Dans cette dernière phrase vous avez sans doute remarqué un glissement dans le vocabulaire que j’ai employé pour désigner ce qu’on nomme le bouddhisme1 en Occident. J’ai remplacé ce mot par la « Voie du Bouddha » que les bouddhistes utilisent dans les langues bouddhiques pour parler de leur tradition, et cela depuis toujours, ou presque. C’est nous, en Occident, qui avons transformé cette Voie en un « -isme » (bouddhisme). Ce suffixe a la particularité de former un nom correspondant à une doctrine, un dogme, une idéologie une théorie ou un système. Or le mot bouddhisme a le grand désavantage de donner l’impression qu’il y a une uniformité là où, en réalité, il y a une grande diversité, une diversité tellement dense qu’il n’est pas toujours facile de voir comment tout peut aller ensemble. C’est peut-être pour cela que nous tenons à ce mot « bouddhisme » qui nous permet d’affirmer, par exemple, que les bouddhistes pensent ceci ou cela, quand en réalité certains bouddhistes pensent ceci, d’autres cela, d’autres ceci et cela… et d’autres encore, des choses dont nous n’avons même pas entendu parler en Occident. De plus, ce mot communique mal à quel point cette tradition est une réalité vivante, une réalité qui peut transformer en profondeur la vie de ceux qui décident d’en vivre.

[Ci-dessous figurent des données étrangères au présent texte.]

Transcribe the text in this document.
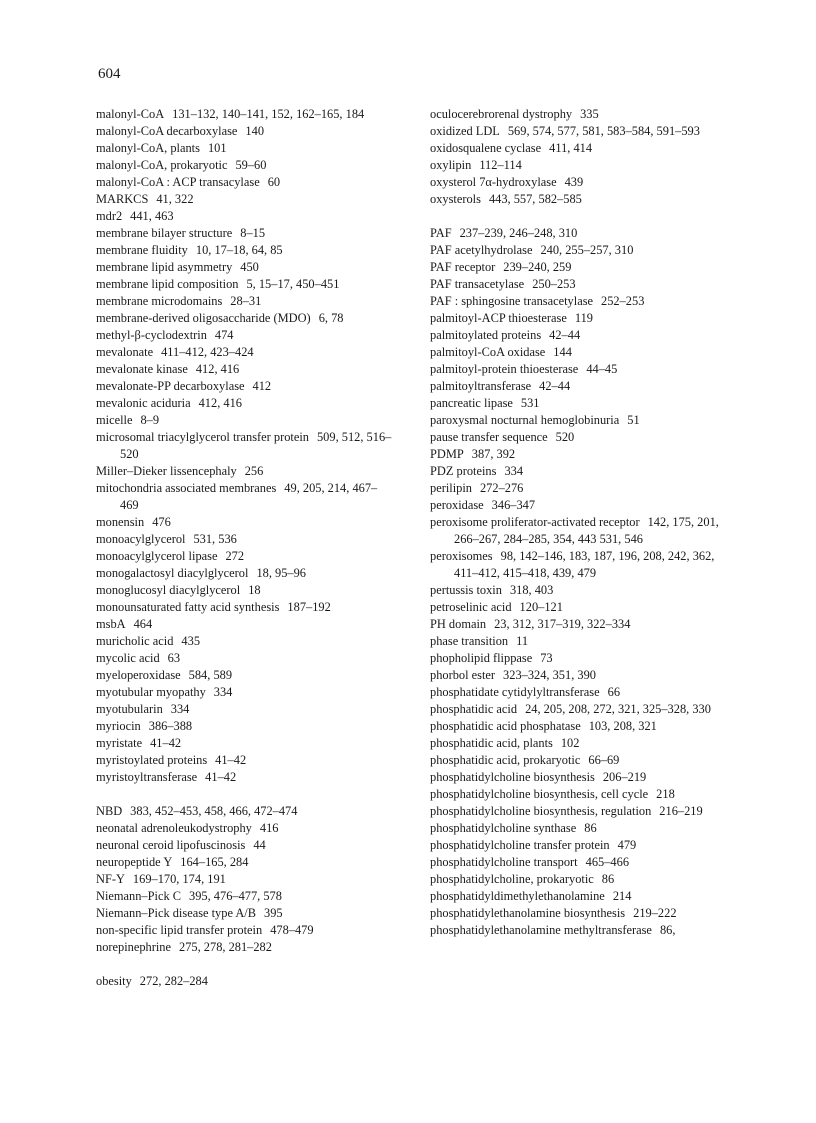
604

malonyl-CoA 131–132, 140–141, 152, 162–165, 184

malonyl-CoA decarboxylase 140

malonyl-CoA, plants 101

malonyl-CoA, prokaryotic 59–60

malonyl-CoA : ACP transacylase 60

MARKCS 41, 322

mdr2 441, 463

membrane bilayer structure 8–15

membrane fluidity 10, 17–18, 64, 85

membrane lipid asymmetry 450

membrane lipid composition 5, 15–17, 450–451

membrane microdomains 28–31

membrane-derived oligosaccharide (MDO) 6, 78

methyl-β-cyclodextrin 474

mevalonate 411–412, 423–424

mevalonate kinase 412, 416

mevalonate-PP decarboxylase 412

mevalonic aciduria 412, 416

micelle 8–9

microsomal triacylglycerol transfer protein 509, 512, 516–520

Miller–Dieker lissencephaly 256

mitochondria associated membranes 49, 205, 214, 467–469

monensin 476

monoacylglycerol 531, 536

monoacylglycerol lipase 272

monogalactosyl diacylglycerol 18, 95–96

monoglucosyl diacylglycerol 18

monounsaturated fatty acid synthesis 187–192

msbA 464

muricholic acid 435

mycolic acid 63

myeloperoxidase 584, 589

myotubular myopathy 334

myotubularin 334

myriocin 386–388

myristate 41–42

myristoylated proteins 41–42

myristoyltransferase 41–42

NBD 383, 452–453, 458, 466, 472–474

neonatal adrenoleukodystrophy 416

neuronal ceroid lipofuscinosis 44

neuropeptide Y 164–165, 284

NF-Y 169–170, 174, 191

Niemann–Pick C 395, 476–477, 578

Niemann–Pick disease type A/B 395

non-specific lipid transfer protein 478–479

norepinephrine 275, 278, 281–282

obesity 272, 282–284

oculocerebrorenal dystrophy 335

oxidized LDL 569, 574, 577, 581, 583–584, 591–593

oxidosqualene cyclase 411, 414

oxylipin 112–114

oxysterol 7α-hydroxylase 439

oxysterols 443, 557, 582–585

PAF 237–239, 246–248, 310

PAF acetylhydrolase 240, 255–257, 310

PAF receptor 239–240, 259

PAF transacetylase 250–253

PAF : sphingosine transacetylase 252–253

palmitoyl-ACP thioesterase 119

palmitoylated proteins 42–44

palmitoyl-CoA oxidase 144

palmitoyl-protein thioesterase 44–45

palmitoyltransferase 42–44

pancreatic lipase 531

paroxysmal nocturnal hemoglobinuria 51

pause transfer sequence 520

PDMP 387, 392

PDZ proteins 334

perilipin 272–276

peroxidase 346–347

peroxisome proliferator-activated receptor 142, 175, 201, 266–267, 284–285, 354, 443 531, 546

peroxisomes 98, 142–146, 183, 187, 196, 208, 242, 362, 411–412, 415–418, 439, 479

pertussis toxin 318, 403

petroselinic acid 120–121

PH domain 23, 312, 317–319, 322–334

phase transition 11

phopholipid flippase 73

phorbol ester 323–324, 351, 390

phosphatidate cytidylyltransferase 66

phosphatidic acid 24, 205, 208, 272, 321, 325–328, 330

phosphatidic acid phosphatase 103, 208, 321

phosphatidic acid, plants 102

phosphatidic acid, prokaryotic 66–69

phosphatidylcholine biosynthesis 206–219

phosphatidylcholine biosynthesis, cell cycle 218

phosphatidylcholine biosynthesis, regulation 216–219

phosphatidylcholine synthase 86

phosphatidylcholine transfer protein 479

phosphatidylcholine transport 465–466

phosphatidylcholine, prokaryotic 86

phosphatidyldimethylethanolamine 214

phosphatidylethanolamine biosynthesis 219–222

phosphatidylethanolamine methyltransferase 86,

Dire « la Voie du Bouddha » aide donc à éviter nombre de pièges. Elle exprime bien la capacité que possède l’enseignement du Bouddha d’aider le pratiquant à cheminer vers la libération, l’Éveil, l’expérience directe et totale de la plénitude de la vérité. Elle parle de la dynamique de la démarche spirituelle des bouddhistes. En effet, les personnes qui suivent la « Voie du Bouddha » sont toujours en mouvement, même dans les moments de silence et d’immobilité du corps et de l’esprit. C’est ce côté dynamique de la Voie qui a permis à cette tradition de s’adapter aux cultures et aux dispositions intérieures de ceux qui s’y engagent, créant ainsi la diversité que nous avons déjà évoquée. Mais ce qui fait l’unité de cette Voie, une unité qu’il ne faut jamais confondre avec l’uniformité, c’est la véritable conversion qu’elle exige de tous ceux qui veulent la suivre sérieusement. Cette conversion, radicale, consiste à passer d’une manière de se comporter et de penser qui est fondamentalement égocentrique à une manière de se comporter et de penser qui ne l’est plus du tout.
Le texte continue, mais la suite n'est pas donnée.